Duty could be a part of British Steel and Tata Steel UK support package
The UK is considering implementing a system similar to CBAM – a mechanism being rolled out in the EU, informs Financial Times.
Chancellor of the Exchequer Jeremy Hunt is exploring the possibility of imposing carbon duties on steel imports to protect the country’s steelmakers in the face of falling demand and high energy prices. The proposed fee is part of a support package for two steelmakers, British Steel and Tata Steel UK, according to sources. It is designed to equalize their chances with competitors operating in regions with lower environmental standards.
In particular, the UK is ready to provide support of £300m ($371m) to help British Steel cut its carbon footprint and save thousands of jobs. However, this will depend on the willingness of Chinese owner Jingye Group to switch production at the Scunthorpe plant from blast furnaces to electric arc furnaces.
In addition, Jeremy Hunt will reportedly offer additional one-on-one assistance to the steel industry in paying for electricity.

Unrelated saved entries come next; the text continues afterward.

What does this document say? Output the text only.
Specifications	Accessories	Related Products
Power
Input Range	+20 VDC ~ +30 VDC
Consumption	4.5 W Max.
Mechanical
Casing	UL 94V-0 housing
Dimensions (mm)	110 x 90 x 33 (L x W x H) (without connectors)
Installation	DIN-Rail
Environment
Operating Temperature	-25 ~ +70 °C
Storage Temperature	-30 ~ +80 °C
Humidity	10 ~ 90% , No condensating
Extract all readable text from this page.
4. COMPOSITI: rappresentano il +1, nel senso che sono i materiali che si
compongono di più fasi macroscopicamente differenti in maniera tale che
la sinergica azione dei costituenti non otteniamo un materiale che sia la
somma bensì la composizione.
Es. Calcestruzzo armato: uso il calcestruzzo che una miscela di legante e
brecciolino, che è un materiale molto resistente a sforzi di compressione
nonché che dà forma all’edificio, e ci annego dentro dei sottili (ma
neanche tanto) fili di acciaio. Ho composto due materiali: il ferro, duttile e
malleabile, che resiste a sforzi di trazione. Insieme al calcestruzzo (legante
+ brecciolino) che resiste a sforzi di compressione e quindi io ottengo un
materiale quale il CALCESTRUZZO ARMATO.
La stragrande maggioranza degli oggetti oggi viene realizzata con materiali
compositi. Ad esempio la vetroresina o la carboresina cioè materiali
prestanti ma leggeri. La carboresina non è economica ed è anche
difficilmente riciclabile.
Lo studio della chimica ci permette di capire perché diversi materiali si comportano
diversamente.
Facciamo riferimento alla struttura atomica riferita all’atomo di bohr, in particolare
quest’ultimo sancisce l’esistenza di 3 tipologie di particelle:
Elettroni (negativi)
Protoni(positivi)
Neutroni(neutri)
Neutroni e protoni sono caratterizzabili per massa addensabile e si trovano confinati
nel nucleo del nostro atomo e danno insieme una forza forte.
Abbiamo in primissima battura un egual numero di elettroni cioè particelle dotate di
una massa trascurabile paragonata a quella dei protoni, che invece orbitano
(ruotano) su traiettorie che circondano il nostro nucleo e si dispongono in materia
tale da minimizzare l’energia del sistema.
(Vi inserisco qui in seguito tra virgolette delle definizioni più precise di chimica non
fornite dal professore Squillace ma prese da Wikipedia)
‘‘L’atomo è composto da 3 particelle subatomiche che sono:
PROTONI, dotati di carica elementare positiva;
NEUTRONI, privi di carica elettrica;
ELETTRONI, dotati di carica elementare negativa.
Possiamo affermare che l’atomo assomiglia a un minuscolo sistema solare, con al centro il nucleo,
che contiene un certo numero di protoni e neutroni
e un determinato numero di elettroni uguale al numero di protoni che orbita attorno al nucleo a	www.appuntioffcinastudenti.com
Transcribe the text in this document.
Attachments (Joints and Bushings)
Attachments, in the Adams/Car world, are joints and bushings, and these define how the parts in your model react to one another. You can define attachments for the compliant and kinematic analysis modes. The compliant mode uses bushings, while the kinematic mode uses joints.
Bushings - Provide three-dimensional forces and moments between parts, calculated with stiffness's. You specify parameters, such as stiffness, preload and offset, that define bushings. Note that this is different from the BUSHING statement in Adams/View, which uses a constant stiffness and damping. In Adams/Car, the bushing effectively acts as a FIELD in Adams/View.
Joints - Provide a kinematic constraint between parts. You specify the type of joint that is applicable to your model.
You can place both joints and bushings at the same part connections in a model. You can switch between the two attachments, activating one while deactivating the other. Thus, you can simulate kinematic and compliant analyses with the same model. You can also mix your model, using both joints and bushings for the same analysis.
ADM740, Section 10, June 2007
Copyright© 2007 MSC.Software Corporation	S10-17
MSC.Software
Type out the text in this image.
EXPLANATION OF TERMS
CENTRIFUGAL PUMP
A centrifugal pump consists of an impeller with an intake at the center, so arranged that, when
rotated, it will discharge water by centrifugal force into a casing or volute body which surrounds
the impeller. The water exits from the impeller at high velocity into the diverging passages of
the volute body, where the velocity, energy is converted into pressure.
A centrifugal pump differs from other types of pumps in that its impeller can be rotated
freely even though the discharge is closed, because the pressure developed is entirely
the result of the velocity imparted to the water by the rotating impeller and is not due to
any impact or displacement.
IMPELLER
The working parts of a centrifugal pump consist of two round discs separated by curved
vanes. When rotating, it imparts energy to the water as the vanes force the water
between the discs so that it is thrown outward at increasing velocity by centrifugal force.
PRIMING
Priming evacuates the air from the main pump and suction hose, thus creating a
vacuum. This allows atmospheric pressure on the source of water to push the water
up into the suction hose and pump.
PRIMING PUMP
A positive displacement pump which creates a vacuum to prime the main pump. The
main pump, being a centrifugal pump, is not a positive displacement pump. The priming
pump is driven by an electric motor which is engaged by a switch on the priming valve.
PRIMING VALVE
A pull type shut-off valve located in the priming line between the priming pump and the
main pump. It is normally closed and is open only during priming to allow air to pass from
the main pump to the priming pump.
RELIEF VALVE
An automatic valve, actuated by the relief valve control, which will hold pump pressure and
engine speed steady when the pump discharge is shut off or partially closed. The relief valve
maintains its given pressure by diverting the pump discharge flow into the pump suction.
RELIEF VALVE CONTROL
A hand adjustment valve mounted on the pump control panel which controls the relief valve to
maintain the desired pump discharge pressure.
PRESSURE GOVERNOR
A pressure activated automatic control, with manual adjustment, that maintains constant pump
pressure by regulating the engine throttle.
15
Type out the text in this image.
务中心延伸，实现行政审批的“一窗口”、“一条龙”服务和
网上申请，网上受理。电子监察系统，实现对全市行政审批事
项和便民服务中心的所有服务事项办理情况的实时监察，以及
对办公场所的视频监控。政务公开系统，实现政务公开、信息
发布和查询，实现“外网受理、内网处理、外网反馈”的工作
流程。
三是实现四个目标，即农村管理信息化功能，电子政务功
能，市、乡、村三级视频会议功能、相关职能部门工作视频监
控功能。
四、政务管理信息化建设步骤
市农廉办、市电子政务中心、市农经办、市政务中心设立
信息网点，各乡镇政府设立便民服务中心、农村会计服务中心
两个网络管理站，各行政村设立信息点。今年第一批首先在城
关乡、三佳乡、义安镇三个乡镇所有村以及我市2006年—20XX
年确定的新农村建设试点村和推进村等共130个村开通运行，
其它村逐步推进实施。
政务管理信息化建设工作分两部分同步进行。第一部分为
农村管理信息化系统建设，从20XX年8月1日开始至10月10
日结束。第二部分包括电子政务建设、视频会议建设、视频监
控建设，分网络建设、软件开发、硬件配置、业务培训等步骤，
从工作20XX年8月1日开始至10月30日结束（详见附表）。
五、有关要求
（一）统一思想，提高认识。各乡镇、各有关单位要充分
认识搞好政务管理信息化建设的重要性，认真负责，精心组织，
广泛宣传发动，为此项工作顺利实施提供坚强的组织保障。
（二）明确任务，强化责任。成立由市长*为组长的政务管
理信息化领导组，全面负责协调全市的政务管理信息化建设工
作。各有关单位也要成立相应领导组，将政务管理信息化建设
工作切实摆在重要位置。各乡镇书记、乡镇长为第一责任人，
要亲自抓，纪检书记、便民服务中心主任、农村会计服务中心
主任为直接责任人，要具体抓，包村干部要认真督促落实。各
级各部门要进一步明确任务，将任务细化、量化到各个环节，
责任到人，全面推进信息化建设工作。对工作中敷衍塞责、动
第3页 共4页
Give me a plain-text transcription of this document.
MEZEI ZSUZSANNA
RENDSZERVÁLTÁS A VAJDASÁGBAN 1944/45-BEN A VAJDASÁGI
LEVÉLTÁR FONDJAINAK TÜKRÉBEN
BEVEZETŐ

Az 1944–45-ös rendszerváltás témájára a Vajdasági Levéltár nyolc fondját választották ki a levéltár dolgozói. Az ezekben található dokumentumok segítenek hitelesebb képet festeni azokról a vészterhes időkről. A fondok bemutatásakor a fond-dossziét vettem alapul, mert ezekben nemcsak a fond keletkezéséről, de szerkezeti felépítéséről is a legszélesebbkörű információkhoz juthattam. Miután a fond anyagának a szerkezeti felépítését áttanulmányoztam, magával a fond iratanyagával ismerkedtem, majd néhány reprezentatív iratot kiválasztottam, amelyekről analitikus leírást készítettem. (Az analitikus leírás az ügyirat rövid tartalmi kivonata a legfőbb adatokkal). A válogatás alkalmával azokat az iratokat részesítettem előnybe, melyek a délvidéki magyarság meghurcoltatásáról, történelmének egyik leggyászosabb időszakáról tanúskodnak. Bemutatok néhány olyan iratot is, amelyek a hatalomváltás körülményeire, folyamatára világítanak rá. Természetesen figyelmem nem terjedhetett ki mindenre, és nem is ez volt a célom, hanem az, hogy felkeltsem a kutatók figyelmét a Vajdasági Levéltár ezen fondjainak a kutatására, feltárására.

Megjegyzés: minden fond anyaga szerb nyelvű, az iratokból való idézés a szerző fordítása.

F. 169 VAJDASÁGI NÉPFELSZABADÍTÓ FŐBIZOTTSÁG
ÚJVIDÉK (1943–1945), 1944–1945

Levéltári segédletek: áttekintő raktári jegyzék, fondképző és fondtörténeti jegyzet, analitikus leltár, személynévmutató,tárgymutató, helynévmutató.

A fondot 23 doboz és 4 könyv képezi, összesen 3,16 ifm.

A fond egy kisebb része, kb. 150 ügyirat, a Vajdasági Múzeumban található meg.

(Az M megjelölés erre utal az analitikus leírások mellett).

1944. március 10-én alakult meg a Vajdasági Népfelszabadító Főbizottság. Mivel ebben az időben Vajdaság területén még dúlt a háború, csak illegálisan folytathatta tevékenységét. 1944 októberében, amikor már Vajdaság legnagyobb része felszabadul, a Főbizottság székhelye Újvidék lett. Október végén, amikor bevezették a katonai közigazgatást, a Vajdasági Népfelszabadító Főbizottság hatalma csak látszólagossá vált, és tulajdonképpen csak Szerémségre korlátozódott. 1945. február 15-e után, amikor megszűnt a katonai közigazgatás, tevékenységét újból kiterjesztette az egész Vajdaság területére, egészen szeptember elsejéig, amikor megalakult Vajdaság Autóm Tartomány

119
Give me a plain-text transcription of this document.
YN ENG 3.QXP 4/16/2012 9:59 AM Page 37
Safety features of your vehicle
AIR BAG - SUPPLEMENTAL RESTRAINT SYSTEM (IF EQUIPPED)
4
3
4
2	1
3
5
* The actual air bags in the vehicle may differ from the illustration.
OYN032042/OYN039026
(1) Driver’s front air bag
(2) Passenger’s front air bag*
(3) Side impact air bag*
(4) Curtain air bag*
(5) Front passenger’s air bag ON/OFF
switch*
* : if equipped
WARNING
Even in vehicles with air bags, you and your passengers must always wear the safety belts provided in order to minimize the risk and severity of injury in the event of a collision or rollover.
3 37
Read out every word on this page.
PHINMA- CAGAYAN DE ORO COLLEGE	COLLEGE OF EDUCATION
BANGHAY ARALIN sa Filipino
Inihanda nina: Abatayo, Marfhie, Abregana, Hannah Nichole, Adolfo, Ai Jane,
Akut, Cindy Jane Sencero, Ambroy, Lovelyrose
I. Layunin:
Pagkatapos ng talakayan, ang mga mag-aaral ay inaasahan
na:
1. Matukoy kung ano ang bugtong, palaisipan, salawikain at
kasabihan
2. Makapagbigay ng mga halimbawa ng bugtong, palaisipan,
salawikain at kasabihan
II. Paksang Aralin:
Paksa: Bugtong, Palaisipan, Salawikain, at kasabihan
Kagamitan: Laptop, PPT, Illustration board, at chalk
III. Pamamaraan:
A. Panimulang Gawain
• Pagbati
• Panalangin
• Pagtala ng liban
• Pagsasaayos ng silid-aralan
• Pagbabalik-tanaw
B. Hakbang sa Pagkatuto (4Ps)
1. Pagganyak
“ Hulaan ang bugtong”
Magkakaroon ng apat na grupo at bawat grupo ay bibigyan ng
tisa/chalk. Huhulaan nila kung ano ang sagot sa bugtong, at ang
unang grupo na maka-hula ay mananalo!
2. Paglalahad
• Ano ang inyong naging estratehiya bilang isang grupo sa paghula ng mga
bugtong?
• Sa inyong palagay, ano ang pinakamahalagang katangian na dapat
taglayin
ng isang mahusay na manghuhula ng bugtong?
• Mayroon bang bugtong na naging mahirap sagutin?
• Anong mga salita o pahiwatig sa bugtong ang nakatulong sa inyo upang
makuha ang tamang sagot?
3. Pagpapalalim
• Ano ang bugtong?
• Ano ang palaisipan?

As GMK Center reported earlier, in mid-December, the EU reached a political agreement on a new border tariff on carbon emissions (CBAM) for the import of goods, in particular, steel and cement. Companies importing these goods into the EU will be required to purchase certificates covering the CO2 emissions associated with production. The scheme is designed to apply the same price to CO2 emissions for foreign producers and European industry.
Also, US lawmakers and industry are closely watching Europe’s efforts to introduce a carbon border adjustment mechanism (CBAM) that could affect US trade and production. The latest version of the EU’s cross-border tariff plan includes more industry sectors and will affect US exports worth $16.9 billion (the original plan affected US exports worth $2.8 billion).